One of the most important lessons you can learn in bodybuilding is that "more is not better".


----------



## TexasCreed (Nov 9, 2004)

its been a while and i am learning that again. its just hard not to workout, its like i am cheating myself when im not. lol


----------



## DragonRider (Nov 10, 2004)

I know what you mean. When it comes to bodybuilding you want to work smarter, not harder, relatively speaking. Growth is a healing response for damage caused during working out. If you get a scab on your arm and you keep pulling it off, it will never heal. You need rest and time to grow. 
You ever hear about these guys who work chest on Monday and then do push ups every night before they go to bed? Have you ever seen one with a big chest?


----------



## tee (Nov 10, 2004)

DragonRider said:
			
		

> Yes it's enough. Here is my current chest routine. Flat bench: 2 sets of warm-ups plus 3 work sets. Incline bench: 2 work sets. Incline fly: 2 work sets. That is 9 sets total. 2 warm up sets and 7 work sets and my chest is fried. I currently work chest once a week. Any more than that and I'm tired and lethargic 24/7 (sign of overtraining).
> One of the most important lessons you can learn in bodybuilding is that "more is not better".

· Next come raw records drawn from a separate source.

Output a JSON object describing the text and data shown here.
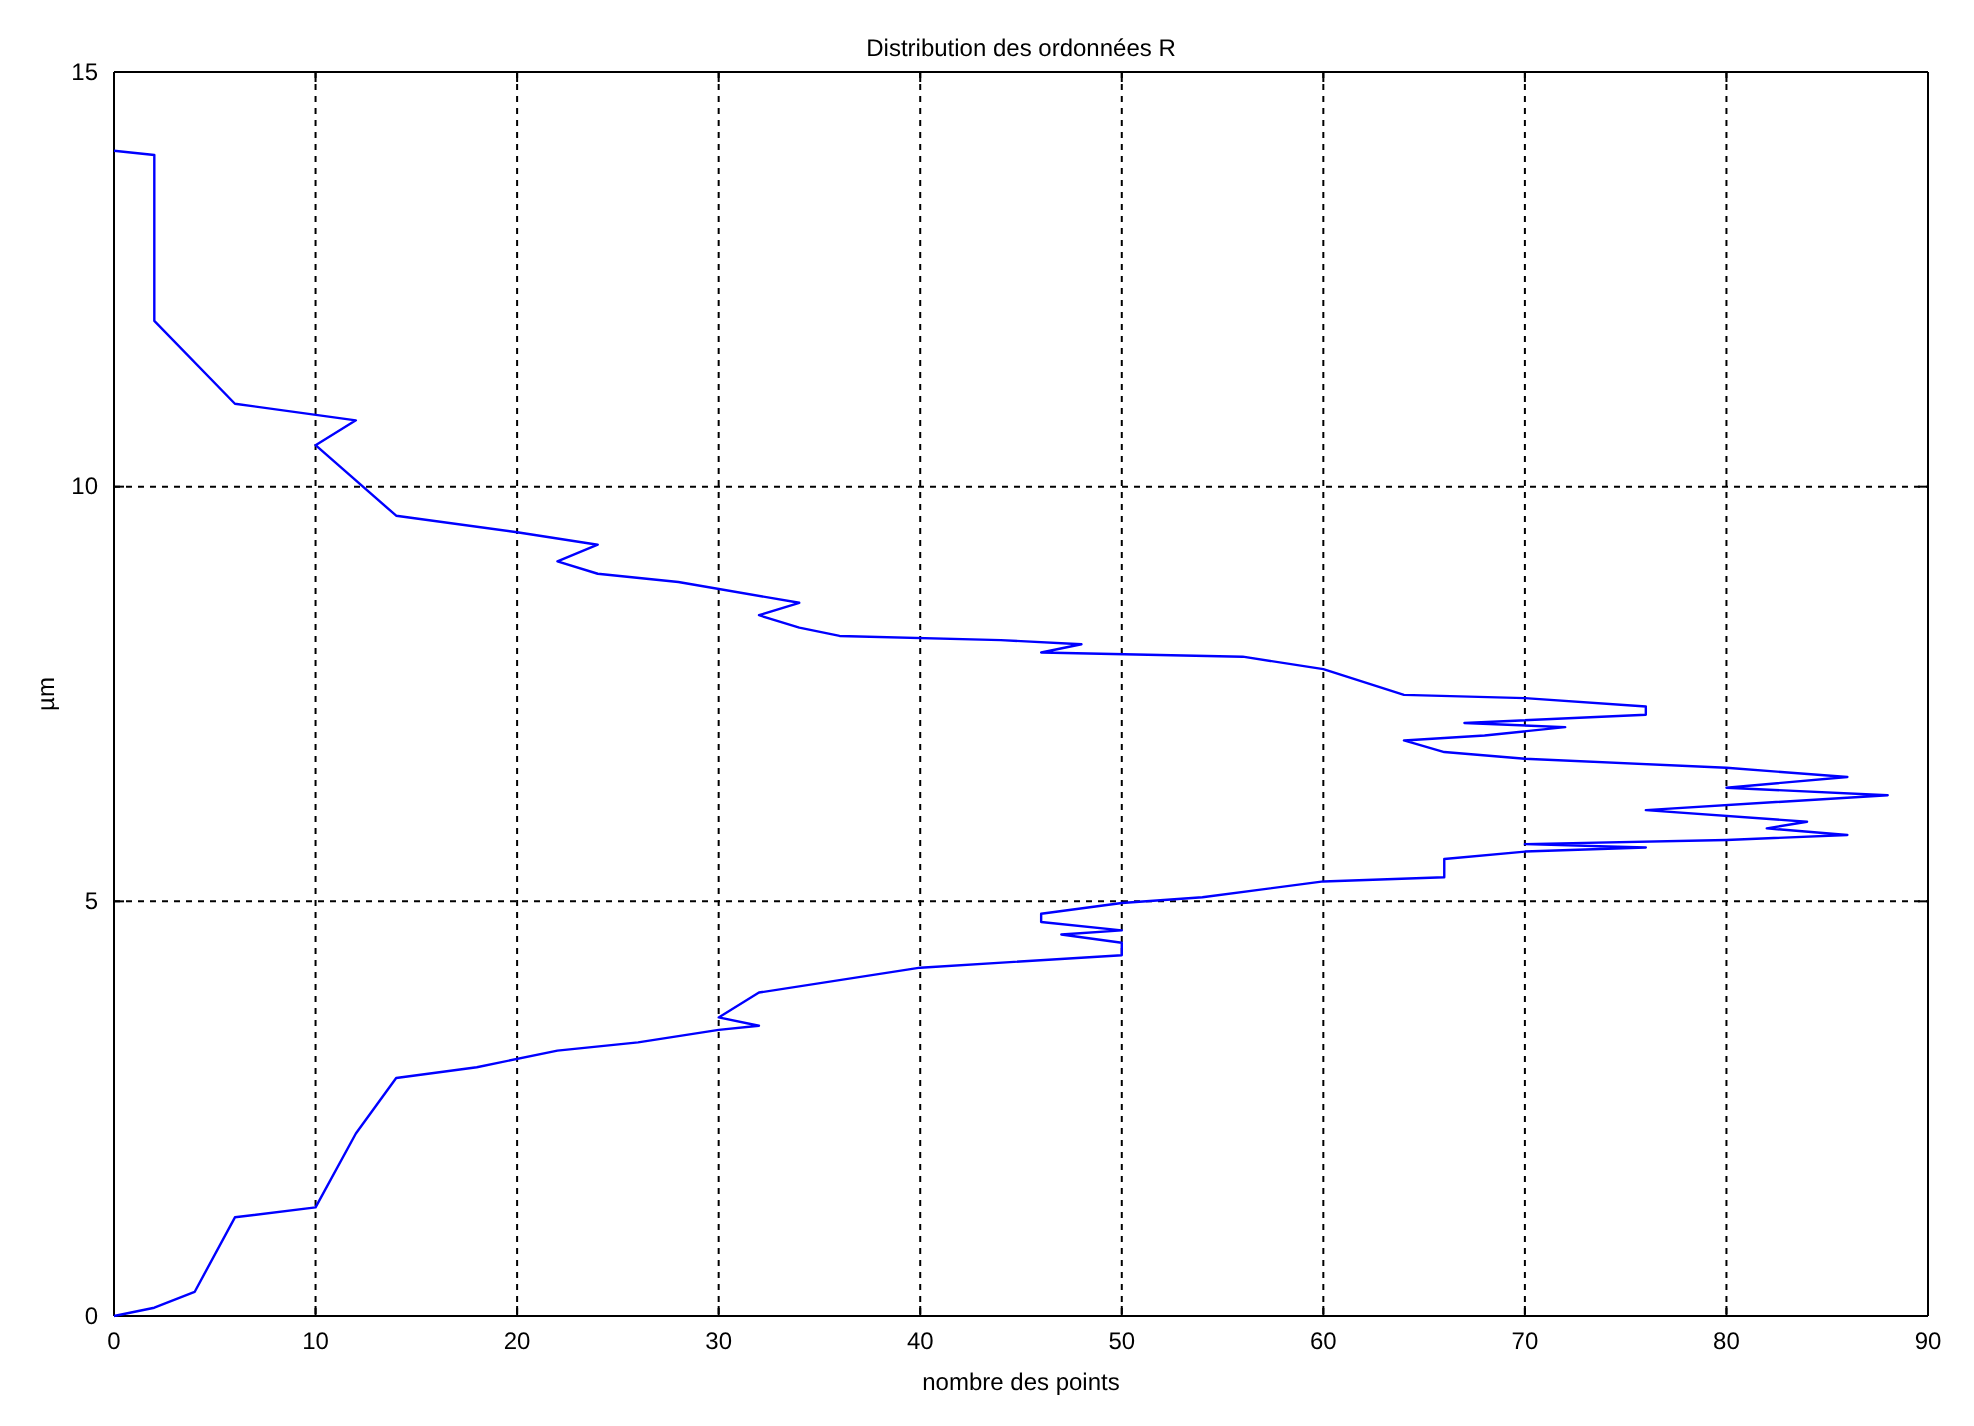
{
  "chart_data": {
    "type": "line",
    "title": "Distribution des ordonnées R",
    "xlabel": "nombre des points",
    "ylabel": "µm",
    "xlim": [
      0,
      90
    ],
    "ylim": [
      0,
      15
    ],
    "xticks": [
      0,
      10,
      20,
      30,
      40,
      50,
      60,
      70,
      80,
      90
    ],
    "yticks": [
      0,
      5,
      10,
      15
    ],
    "grid": true,
    "marker": "none",
    "line_style": "solid",
    "series": [
      {
        "color": "#0000ff",
        "x": [
          0,
          2,
          4,
          6,
          10,
          12,
          14,
          18,
          22,
          26,
          30,
          32,
          30,
          32,
          40,
          50,
          50,
          47,
          50,
          46,
          46,
          50,
          54,
          60,
          66,
          66,
          70,
          76,
          70,
          80,
          86,
          82,
          84,
          76,
          88,
          80,
          86,
          80,
          70,
          66,
          64,
          68,
          72,
          67,
          76,
          76,
          70,
          64,
          60,
          56,
          46,
          48,
          44,
          36,
          34,
          32,
          34,
          28,
          24,
          22,
          24,
          20,
          14,
          10,
          12,
          6,
          2,
          2,
          0
        ],
        "values": [
          0,
          0.1,
          0.29,
          1.19,
          1.31,
          2.2,
          2.87,
          3.0,
          3.2,
          3.3,
          3.45,
          3.5,
          3.6,
          3.9,
          4.2,
          4.35,
          4.5,
          4.6,
          4.65,
          4.75,
          4.85,
          4.98,
          5.05,
          5.24,
          5.29,
          5.51,
          5.6,
          5.65,
          5.69,
          5.74,
          5.8,
          5.88,
          5.96,
          6.1,
          6.28,
          6.37,
          6.5,
          6.61,
          6.72,
          6.8,
          6.94,
          7.0,
          7.1,
          7.15,
          7.25,
          7.35,
          7.45,
          7.49,
          7.8,
          7.95,
          8.0,
          8.1,
          8.15,
          8.2,
          8.3,
          8.45,
          8.6,
          8.85,
          8.95,
          9.1,
          9.3,
          9.45,
          9.65,
          10.5,
          10.8,
          11.0,
          12.0,
          14.0,
          14.05
        ]
      }
    ]
  }
}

DR, do you up your sets or reps when on a cycle as to compared to when you are off?


----------



## TexasCreed (Nov 10, 2004)

dr- i have never heard a guy tell that to me, but im assuming your saying that doesnt work?


----------



## DragonRider (Nov 10, 2004)

tee said:
			
		

> DR, do you up your sets or reps when on a cycle as to compared to when you are off?


I try not to any more. I used to, but from everything I read lately, it appears useless.


----------



## Stumpy_41 (Nov 11, 2004)

Sets and reps .. I've always been guilty of doing more .. over training. Now typically I will do something like 9-10 working sets on chest. No more than that .. even when on cycle. (I will say that as of late I added one more biceps w/o per week than before .. w/ a few more sets each w/o.)  

Chest: 

Bench:
145;175; 225 (Warm-up)
275x10x2
315x8
375x5
415x2-3x2
(This week I cranked up 435x3)

Flat Dumbell
85x15
110x10
120x8
130x6x2


----------



## Stumpy_41 (Nov 11, 2004)

Blackbird ... 

You mentioned "mass" .. maybe I'm wrong here but I never considered cable cross over's as a mass exercise .. I went to several seminars (Labrada, Platz, .. ) and both stated they didn't do anything but basic compound movements for mass. Even during contest cycle they only added isolation exercises for shaping purposes ... just some thoughts. 

Stumpy


----------



## DragonRider (Nov 12, 2004)

Stumpy_41 said:
			
		

> Chest:
> 
> Bench:
> 145;175; 225 (Warm-up)
> ...


Using your weights, here is what I would do.
Warm-up 135 and 205, cut out 1 warm up set
275x10 1 set, cut out 1 set
315x8
375x5
415x2-3
350x as many reps as you can do

Then go to your next chest exercise. I would recommend Dumbell inclines.


----------